Também não sei quantos meses faltam para o bebê nascer, mas, em geral, o chá revelação ocorre até o quinto mês de gravidez.

E posso vislumbrar Davi Miguel nascendo e crescendo em tempos de grandes desafios no meio ambiente. Já que seu sexo foi anunciado embaixo de uma castanheira, árvore símbolo da Amazônia e que está no Brasão o município de Marabá, eu o convoco para o time dos defensores da floresta, mas também dela mesma, dona castanheira.

Eu gostaria de ser apresentado, um dia, para esse garoto. Gostaria de mostrar as fotos e vídeos que fiz e explicar pra ele como nossa geração está dizimando os castanhais e a responsabilidade que a geração dele tem de frear esse avanço e cuidar das (poucas) árvores dessa espécie ainda existentes.

Davi Miguel, meu amiguinho, quando você tiver um ano de idade, teremos a COP 30 sendo realizada em Belém, a capital do nosso estado. Mas eu tenho pra mim que não adiantará de muita coisa, que vão pegar muito dinheiro para “investimento”, e os problemas ambientais vão continuar os mesmos.
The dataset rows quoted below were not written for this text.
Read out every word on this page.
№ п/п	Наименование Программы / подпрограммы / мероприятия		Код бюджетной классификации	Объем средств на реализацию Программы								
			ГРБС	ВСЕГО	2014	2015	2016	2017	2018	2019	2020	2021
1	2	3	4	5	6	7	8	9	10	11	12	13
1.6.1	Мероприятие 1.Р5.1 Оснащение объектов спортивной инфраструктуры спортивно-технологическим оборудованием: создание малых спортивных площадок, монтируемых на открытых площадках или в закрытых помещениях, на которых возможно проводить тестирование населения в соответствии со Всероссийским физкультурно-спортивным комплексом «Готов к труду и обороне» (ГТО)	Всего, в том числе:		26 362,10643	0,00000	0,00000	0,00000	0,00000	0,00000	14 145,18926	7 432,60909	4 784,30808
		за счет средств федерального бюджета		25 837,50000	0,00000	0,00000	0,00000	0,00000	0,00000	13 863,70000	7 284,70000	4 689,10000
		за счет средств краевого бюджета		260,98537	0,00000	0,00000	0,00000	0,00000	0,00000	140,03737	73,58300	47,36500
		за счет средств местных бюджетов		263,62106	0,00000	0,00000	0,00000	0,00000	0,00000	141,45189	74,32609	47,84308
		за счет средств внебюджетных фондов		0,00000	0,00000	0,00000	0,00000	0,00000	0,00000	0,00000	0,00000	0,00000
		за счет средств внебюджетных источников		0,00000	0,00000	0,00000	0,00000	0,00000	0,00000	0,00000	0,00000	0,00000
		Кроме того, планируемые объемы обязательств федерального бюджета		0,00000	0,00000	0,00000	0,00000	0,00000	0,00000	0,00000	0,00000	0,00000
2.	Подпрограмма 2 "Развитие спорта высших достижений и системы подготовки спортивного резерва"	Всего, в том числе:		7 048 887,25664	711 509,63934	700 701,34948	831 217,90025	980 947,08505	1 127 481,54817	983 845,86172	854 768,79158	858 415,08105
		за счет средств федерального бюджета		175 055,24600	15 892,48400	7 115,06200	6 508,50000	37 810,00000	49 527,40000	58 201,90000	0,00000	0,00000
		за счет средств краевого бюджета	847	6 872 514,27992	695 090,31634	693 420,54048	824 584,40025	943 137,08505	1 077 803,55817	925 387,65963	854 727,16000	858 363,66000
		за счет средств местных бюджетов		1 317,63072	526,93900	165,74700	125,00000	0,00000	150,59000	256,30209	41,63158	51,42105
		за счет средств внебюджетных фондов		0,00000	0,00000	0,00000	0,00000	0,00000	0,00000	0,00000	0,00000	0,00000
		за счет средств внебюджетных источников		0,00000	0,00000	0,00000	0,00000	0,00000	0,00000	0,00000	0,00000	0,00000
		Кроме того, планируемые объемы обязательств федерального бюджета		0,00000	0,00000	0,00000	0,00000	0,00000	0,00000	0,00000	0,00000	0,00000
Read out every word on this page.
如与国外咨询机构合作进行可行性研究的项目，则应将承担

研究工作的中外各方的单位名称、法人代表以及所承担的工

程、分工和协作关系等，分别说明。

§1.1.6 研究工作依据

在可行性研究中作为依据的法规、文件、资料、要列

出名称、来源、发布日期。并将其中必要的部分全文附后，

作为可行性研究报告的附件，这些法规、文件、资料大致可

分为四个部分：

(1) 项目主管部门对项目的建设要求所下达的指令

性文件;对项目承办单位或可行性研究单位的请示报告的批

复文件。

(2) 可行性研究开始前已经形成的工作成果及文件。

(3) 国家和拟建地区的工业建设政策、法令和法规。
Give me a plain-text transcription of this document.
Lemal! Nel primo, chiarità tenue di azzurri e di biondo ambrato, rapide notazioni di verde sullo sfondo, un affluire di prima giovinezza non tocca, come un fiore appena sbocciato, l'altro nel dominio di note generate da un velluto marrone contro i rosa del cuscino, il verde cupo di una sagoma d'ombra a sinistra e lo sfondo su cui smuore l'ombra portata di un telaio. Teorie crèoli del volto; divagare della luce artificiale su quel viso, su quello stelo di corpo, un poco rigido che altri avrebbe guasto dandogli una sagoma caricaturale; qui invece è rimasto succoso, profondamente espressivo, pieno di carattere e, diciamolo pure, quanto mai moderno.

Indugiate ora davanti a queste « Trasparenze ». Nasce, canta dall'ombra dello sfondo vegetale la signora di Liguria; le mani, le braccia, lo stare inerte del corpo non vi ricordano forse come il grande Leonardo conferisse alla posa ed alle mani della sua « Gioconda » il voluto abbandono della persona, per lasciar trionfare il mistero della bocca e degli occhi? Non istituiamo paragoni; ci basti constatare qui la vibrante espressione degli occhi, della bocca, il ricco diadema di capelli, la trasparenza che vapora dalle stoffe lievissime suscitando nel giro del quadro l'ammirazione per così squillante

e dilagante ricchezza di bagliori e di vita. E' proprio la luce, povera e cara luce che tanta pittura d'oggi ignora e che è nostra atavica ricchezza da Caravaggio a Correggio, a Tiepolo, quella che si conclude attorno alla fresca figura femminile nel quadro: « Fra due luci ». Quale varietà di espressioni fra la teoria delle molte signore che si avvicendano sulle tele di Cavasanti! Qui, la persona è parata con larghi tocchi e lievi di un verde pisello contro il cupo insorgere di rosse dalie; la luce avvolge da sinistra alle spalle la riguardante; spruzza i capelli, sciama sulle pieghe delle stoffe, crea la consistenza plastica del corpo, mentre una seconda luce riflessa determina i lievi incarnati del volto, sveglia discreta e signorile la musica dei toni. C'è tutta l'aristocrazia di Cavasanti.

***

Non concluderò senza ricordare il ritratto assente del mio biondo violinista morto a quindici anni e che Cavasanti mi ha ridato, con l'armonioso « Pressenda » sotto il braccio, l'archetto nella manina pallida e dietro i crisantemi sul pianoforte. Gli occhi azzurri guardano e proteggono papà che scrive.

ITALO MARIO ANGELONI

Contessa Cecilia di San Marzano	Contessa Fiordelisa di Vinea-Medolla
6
O desmatamento vai seguir seu rumo, o número de ONGs de defensores vai aumentar, e o trabalhão que eu e você teremos será ainda maior.

Ah, Davi Miguel, espero que você não desista, assim como eu e outros amiguinhos que damos as mãos para salvar as castanheiras, a testemunha silenciosa de seu chá revelação.

 

 

Observação: As opiniões contidas nesta coluna não refletem, necessariamente, a opinião do CORREIO DE CARAJÁS.